The problem here is that you are trying to compare something that is unsigned with something that is signed. This means that there's an implicit conversion involved before the actual conversion is done. In this case the signed is converted to unsigned (which is normally not what one would want - therefore many compilers have options to display warning when this is done).
To do it more correct in a sloppy way you would write:
if( (int)tmp > (int)len )
however this ignores the fact that size_t could have values that are too large for int. To be strict one would have to handle that the range of int combined with the range of size_t could be larger than any available type. This means that you would have to handle this in two cases, so you would use the fact that if tmp<0 then tmp<len (mathematically, since len>=0). So for example mathematically tmp<len would be written as tmp<0 || tmp<len. And the opposite would be tmp>=0 && tmp >= len. You should therefore write:
if( tmp >= 0 && tmp > len )
Note that then the conversion is not a problem, tmp could after the first check be converted to unsigned without change of value, different ranges of int and size_t are not a problem either as the smaller is converted to wider range before comparison.

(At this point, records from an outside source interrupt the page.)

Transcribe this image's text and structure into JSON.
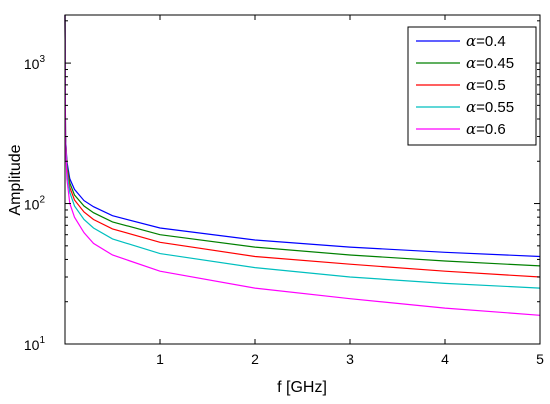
{
  "chart_data": {
    "type": "line",
    "xlabel": "f [GHz]",
    "ylabel": "Amplitude",
    "xlim": [
      0,
      5
    ],
    "ylim": [
      10,
      2200
    ],
    "yscale": "log",
    "xticks": [
      {
        "value": 1,
        "label": "1"
      },
      {
        "value": 2,
        "label": "2"
      },
      {
        "value": 3,
        "label": "3"
      },
      {
        "value": 4,
        "label": "4"
      },
      {
        "value": 5,
        "label": "5"
      }
    ],
    "yticks": [
      {
        "value": 10,
        "base": "10",
        "exp": "1"
      },
      {
        "value": 100,
        "base": "10",
        "exp": "2"
      },
      {
        "value": 1000,
        "base": "10",
        "exp": "3"
      }
    ],
    "grid": false,
    "legend_position": "top-right",
    "series": [
      {
        "name": "α=0.4",
        "symbol": "α",
        "label": "=0.4",
        "color": "#0000ff",
        "x": [
          0.0005,
          0.005,
          0.02,
          0.05,
          0.1,
          0.2,
          0.3,
          0.5,
          1,
          2,
          3,
          4,
          5
        ],
        "y": [
          2200,
          300,
          200,
          150,
          126,
          105,
          95,
          82,
          67,
          55,
          49,
          45,
          42
        ]
      },
      {
        "name": "α=0.45",
        "symbol": "α",
        "label": "=0.45",
        "color": "#008000",
        "x": [
          0.0005,
          0.005,
          0.02,
          0.05,
          0.1,
          0.2,
          0.3,
          0.5,
          1,
          2,
          3,
          4,
          5
        ],
        "y": [
          2200,
          300,
          190,
          140,
          115,
          96,
          86,
          74,
          60,
          49,
          43,
          39,
          36
        ]
      },
      {
        "name": "α=0.5",
        "symbol": "α",
        "label": "=0.5",
        "color": "#ff0000",
        "x": [
          0.0005,
          0.005,
          0.02,
          0.05,
          0.1,
          0.2,
          0.3,
          0.5,
          1,
          2,
          3,
          4,
          5
        ],
        "y": [
          2200,
          300,
          180,
          130,
          106,
          87,
          77,
          66,
          53,
          42,
          37,
          33,
          30
        ]
      },
      {
        "name": "α=0.55",
        "symbol": "α",
        "label": "=0.55",
        "color": "#00bfbf",
        "x": [
          0.0005,
          0.005,
          0.02,
          0.05,
          0.1,
          0.2,
          0.3,
          0.5,
          1,
          2,
          3,
          4,
          5
        ],
        "y": [
          2200,
          300,
          170,
          120,
          96,
          77,
          67,
          56,
          44,
          35,
          30,
          27,
          25
        ]
      },
      {
        "name": "α=0.6",
        "symbol": "α",
        "label": "=0.6",
        "color": "#ff00ff",
        "x": [
          0.0005,
          0.005,
          0.02,
          0.05,
          0.1,
          0.2,
          0.3,
          0.5,
          1,
          2,
          3,
          4,
          5
        ],
        "y": [
          2200,
          290,
          150,
          100,
          80,
          62,
          52,
          43,
          33,
          25,
          21,
          18,
          16
        ]
      }
    ]
  }
}
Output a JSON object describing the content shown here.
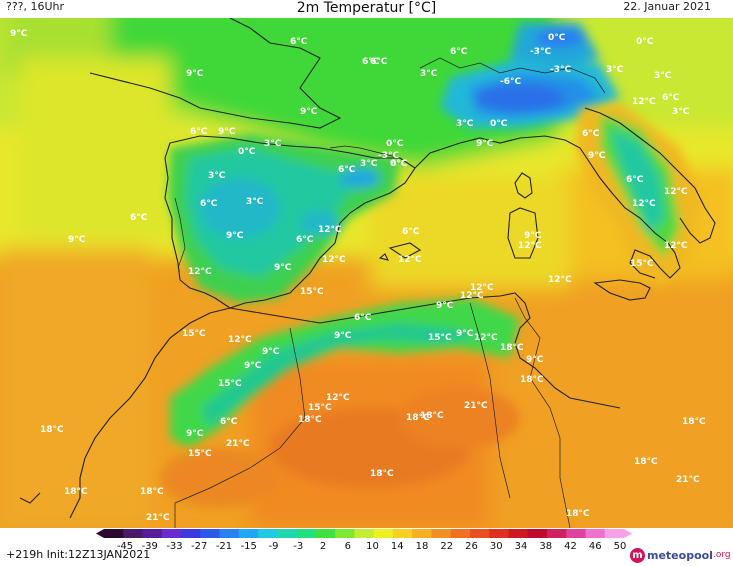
{
  "header": {
    "left": "???, 16Uhr",
    "title": "2m Temperatur [°C]",
    "date": "22. Januar 2021"
  },
  "footer": {
    "run_info": "+219h  Init:12Z13JAN2021",
    "logo_main": "meteopool",
    "logo_tld": ".org"
  },
  "legend": {
    "ticks": [
      "-45",
      "-39",
      "-33",
      "-27",
      "-21",
      "-15",
      "-9",
      "-3",
      "2",
      "6",
      "10",
      "14",
      "18",
      "22",
      "26",
      "30",
      "34",
      "38",
      "42",
      "46",
      "50"
    ],
    "colors": [
      "#2a0a30",
      "#4a1a6a",
      "#5a1a9a",
      "#6a2ad0",
      "#3a3ae0",
      "#2a5ae8",
      "#2a80f0",
      "#20a8f0",
      "#20c8e0",
      "#20d8b0",
      "#20e080",
      "#40e040",
      "#80e830",
      "#c0ee30",
      "#f0f020",
      "#f8d020",
      "#f8b020",
      "#f09020",
      "#f07020",
      "#e85020",
      "#e03020",
      "#d01820",
      "#c00830",
      "#d02060",
      "#e040a0",
      "#f070d0",
      "#f8a0e8"
    ]
  },
  "map_labels": [
    {
      "text": "9°C",
      "color": "#ffffff"
    },
    {
      "text": "6°C",
      "color": "#ffffff"
    },
    {
      "text": "9°C",
      "color": "#ffffff"
    },
    {
      "text": "6°C",
      "color": "#ffffff"
    },
    {
      "text": "3°C",
      "color": "#ffffff"
    },
    {
      "text": "6°C",
      "color": "#ffffff"
    },
    {
      "text": "-3°C",
      "color": "#ffffff"
    },
    {
      "text": "0°C",
      "color": "#ffffff"
    },
    {
      "text": "0°C",
      "color": "#ffffff"
    },
    {
      "text": "-6°C",
      "color": "#ffffff"
    },
    {
      "text": "-3°C",
      "color": "#ffffff"
    },
    {
      "text": "3°C",
      "color": "#ffffff"
    },
    {
      "text": "3°C",
      "color": "#ffffff"
    },
    {
      "text": "6°C",
      "color": "#ffffff"
    },
    {
      "text": "0°C",
      "color": "#ffffff"
    },
    {
      "text": "12°C",
      "color": "#ffffff"
    },
    {
      "text": "6°C",
      "color": "#ffffff"
    },
    {
      "text": "3°C",
      "color": "#ffffff"
    },
    {
      "text": "9°C",
      "color": "#ffffff"
    },
    {
      "text": "3°C",
      "color": "#ffffff"
    },
    {
      "text": "0°C",
      "color": "#ffffff"
    },
    {
      "text": "9°C",
      "color": "#ffffff"
    },
    {
      "text": "6°C",
      "color": "#ffffff"
    },
    {
      "text": "9°C",
      "color": "#ffffff"
    },
    {
      "text": "3°C",
      "color": "#ffffff"
    },
    {
      "text": "0°C",
      "color": "#ffffff"
    },
    {
      "text": "6°C",
      "color": "#ffffff"
    },
    {
      "text": "-3°C",
      "color": "#ffffff"
    },
    {
      "text": "3°C",
      "color": "#ffffff"
    },
    {
      "text": "0°C",
      "color": "#ffffff"
    },
    {
      "text": "6°C",
      "color": "#ffffff"
    },
    {
      "text": "9°C",
      "color": "#ffffff"
    },
    {
      "text": "6°C",
      "color": "#ffffff"
    },
    {
      "text": "6°C",
      "color": "#ffffff"
    },
    {
      "text": "3°C",
      "color": "#ffffff"
    },
    {
      "text": "6°C",
      "color": "#ffffff"
    },
    {
      "text": "3°C",
      "color": "#ffffff"
    },
    {
      "text": "6°C",
      "color": "#ffffff"
    },
    {
      "text": "12°C",
      "color": "#ffffff"
    },
    {
      "text": "12°C",
      "color": "#ffffff"
    },
    {
      "text": "6°C",
      "color": "#ffffff"
    },
    {
      "text": "12°C",
      "color": "#ffffff"
    },
    {
      "text": "9°C",
      "color": "#ffffff"
    },
    {
      "text": "6°C",
      "color": "#ffffff"
    },
    {
      "text": "9°C",
      "color": "#ffffff"
    },
    {
      "text": "9°C",
      "color": "#ffffff"
    },
    {
      "text": "12°C",
      "color": "#ffffff"
    },
    {
      "text": "9°C",
      "color": "#ffffff"
    },
    {
      "text": "12°C",
      "color": "#ffffff"
    },
    {
      "text": "12°C",
      "color": "#ffffff"
    },
    {
      "text": "12°C",
      "color": "#ffffff"
    },
    {
      "text": "15°C",
      "color": "#ffffff"
    },
    {
      "text": "12°C",
      "color": "#ffffff"
    },
    {
      "text": "12°C",
      "color": "#ffffff"
    },
    {
      "text": "15°C",
      "color": "#ffffff"
    },
    {
      "text": "12°C",
      "color": "#ffffff"
    },
    {
      "text": "6°C",
      "color": "#ffffff"
    },
    {
      "text": "9°C",
      "color": "#ffffff"
    },
    {
      "text": "12°C",
      "color": "#ffffff"
    },
    {
      "text": "15°C",
      "color": "#ffffff"
    },
    {
      "text": "12°C",
      "color": "#ffffff"
    },
    {
      "text": "9°C",
      "color": "#ffffff"
    },
    {
      "text": "9°C",
      "color": "#ffffff"
    },
    {
      "text": "15°C",
      "color": "#ffffff"
    },
    {
      "text": "9°C",
      "color": "#ffffff"
    },
    {
      "text": "12°C",
      "color": "#ffffff"
    },
    {
      "text": "18°C",
      "color": "#ffffff"
    },
    {
      "text": "9°C",
      "color": "#ffffff"
    },
    {
      "text": "9°C",
      "color": "#ffffff"
    },
    {
      "text": "15°C",
      "color": "#ffffff"
    },
    {
      "text": "18°C",
      "color": "#ffffff"
    },
    {
      "text": "12°C",
      "color": "#ffffff"
    },
    {
      "text": "6°C",
      "color": "#ffffff"
    },
    {
      "text": "15°C",
      "color": "#ffffff"
    },
    {
      "text": "18°C",
      "color": "#ffffff"
    },
    {
      "text": "18°C",
      "color": "#ffffff"
    },
    {
      "text": "21°C",
      "color": "#ffffff"
    },
    {
      "text": "18°C",
      "color": "#ffffff"
    },
    {
      "text": "18°C",
      "color": "#ffffff"
    },
    {
      "text": "9°C",
      "color": "#ffffff"
    },
    {
      "text": "21°C",
      "color": "#ffffff"
    },
    {
      "text": "15°C",
      "color": "#ffffff"
    },
    {
      "text": "18°C",
      "color": "#ffffff"
    },
    {
      "text": "18°C",
      "color": "#ffffff"
    },
    {
      "text": "21°C",
      "color": "#ffffff"
    },
    {
      "text": "18°C",
      "color": "#ffffff"
    },
    {
      "text": "18°C",
      "color": "#ffffff"
    },
    {
      "text": "18°C",
      "color": "#ffffff"
    },
    {
      "text": "21°C",
      "color": "#ffffff"
    },
    {
      "text": "18°C",
      "color": "#ffffff"
    }
  ]
}
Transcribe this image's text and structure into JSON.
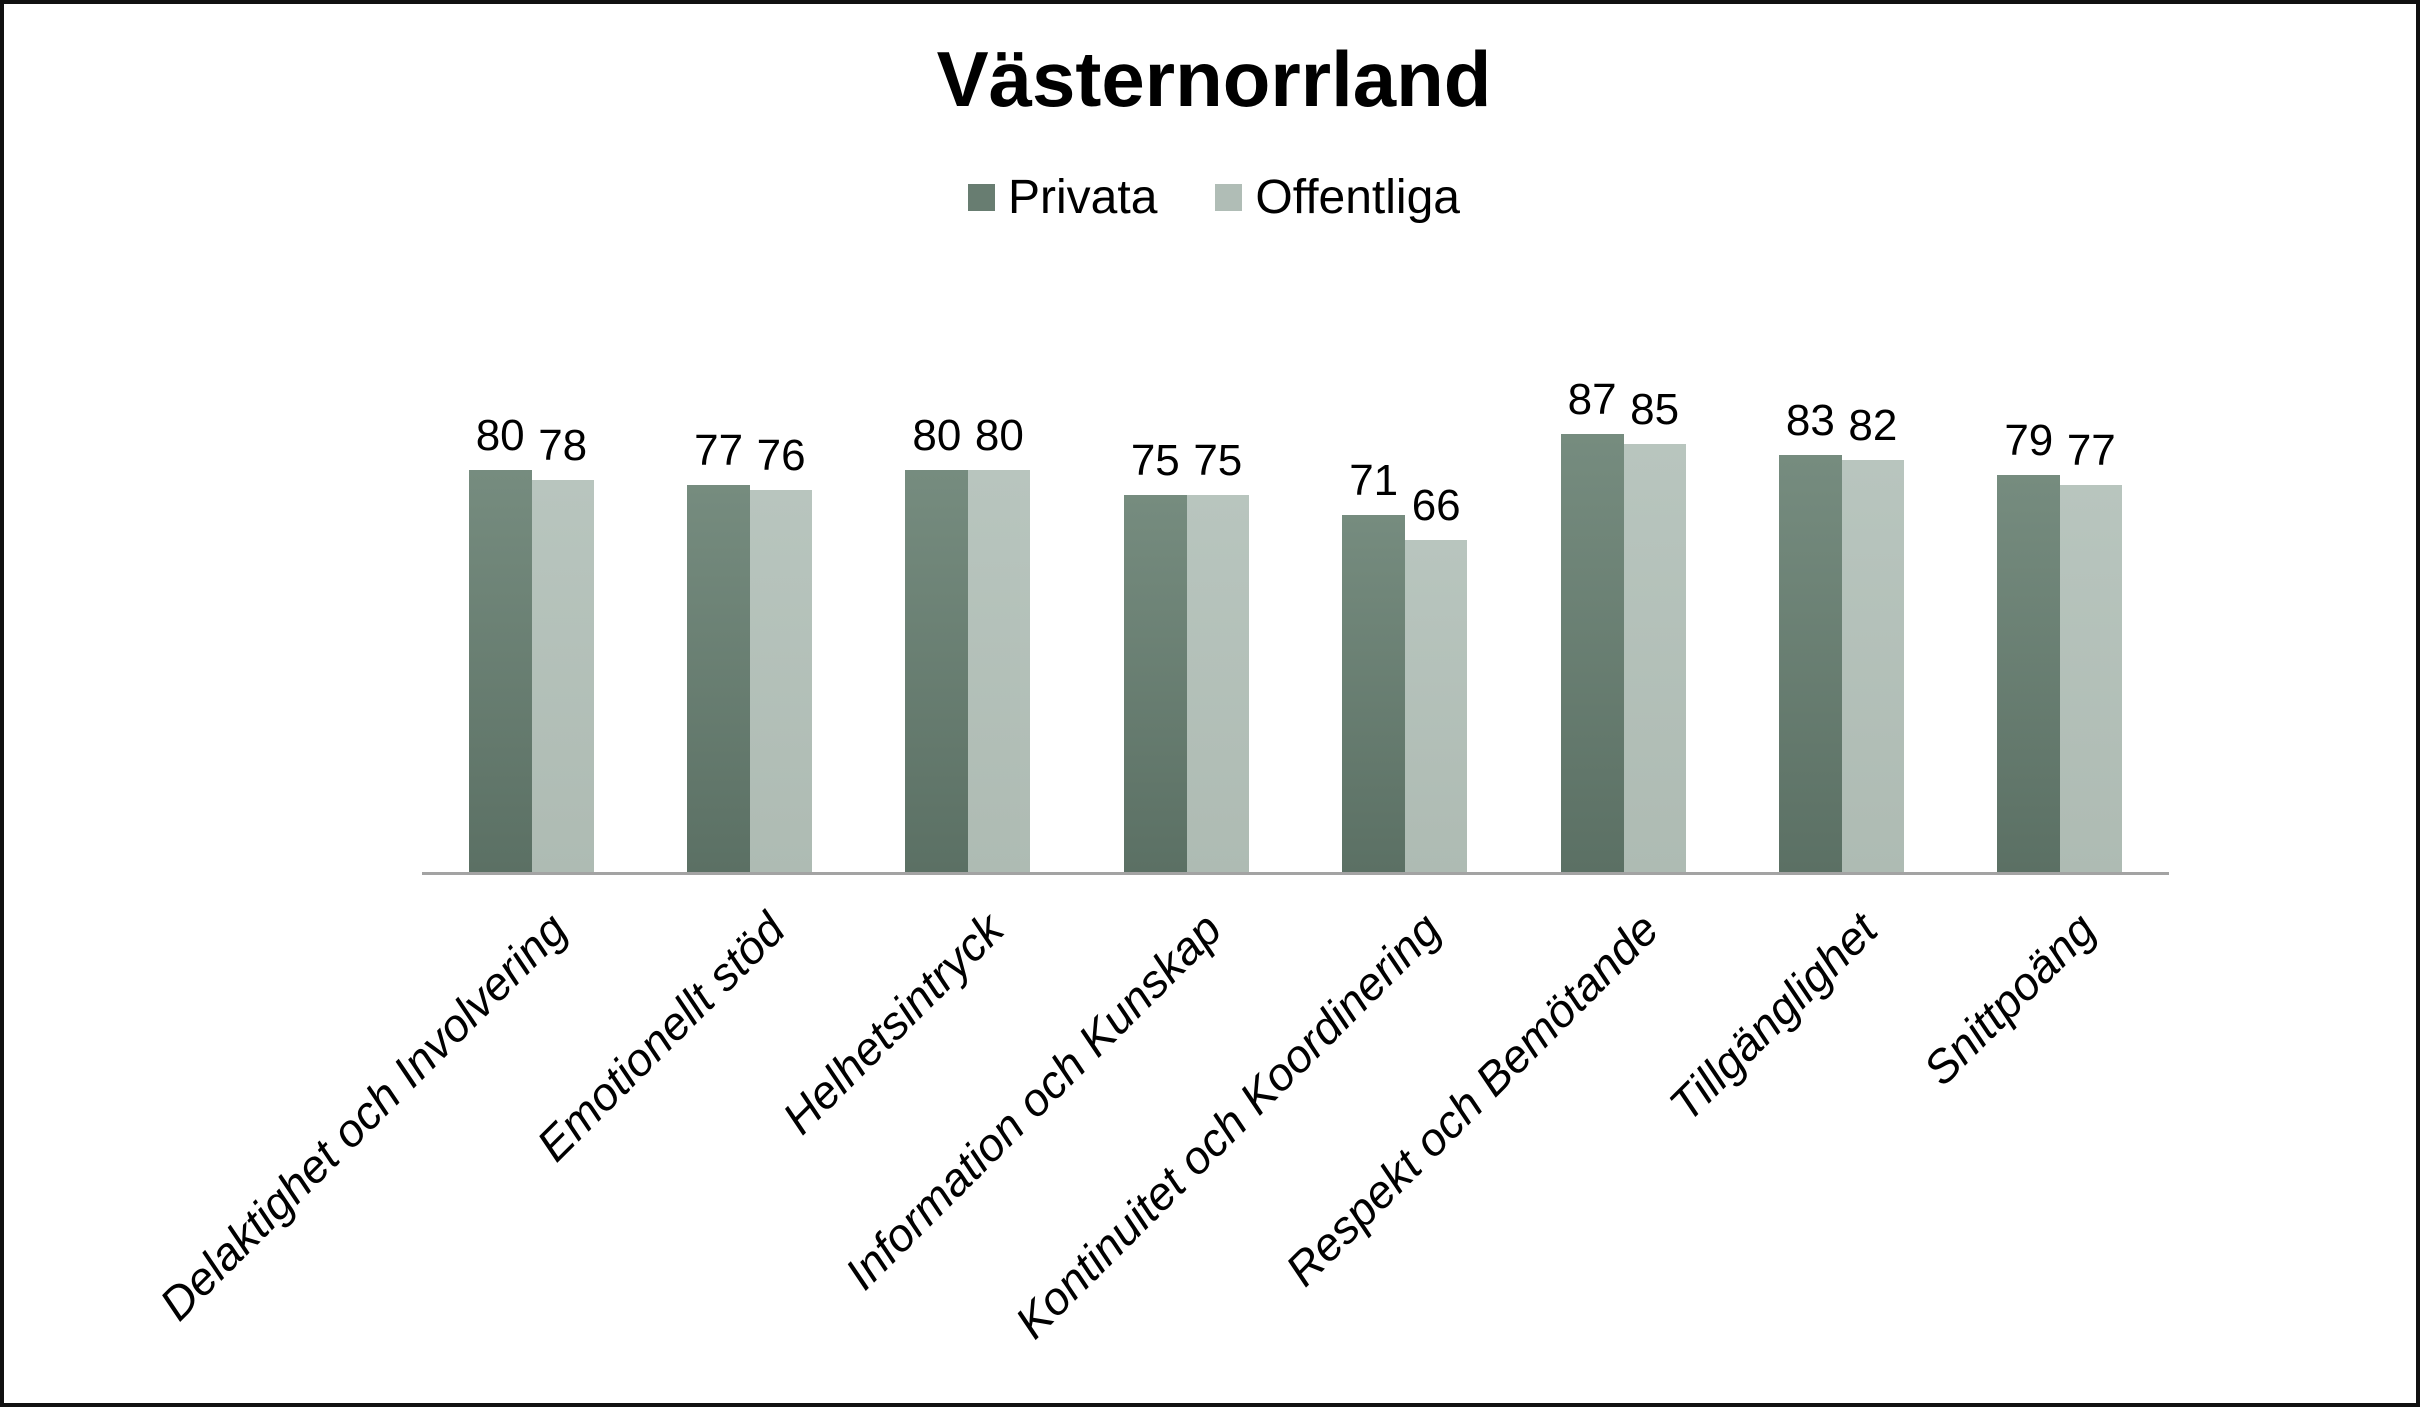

The only problem left is that if you have enabled warnings about signed-unsigned comparison (to detect these kind of mistakes) it would still warn. To take care of that you would need to explicitely type cast it, but we know that conversion to unsigned doesn't change tmp once we checked that tmp>=0. So to avoid warnings you would write:
if( tmp >= 0 && (unsigned)tmp > len) )
the (unsigned) is because tmp is an int, you need to respect the type when converting to unsigned if tmp were of another type.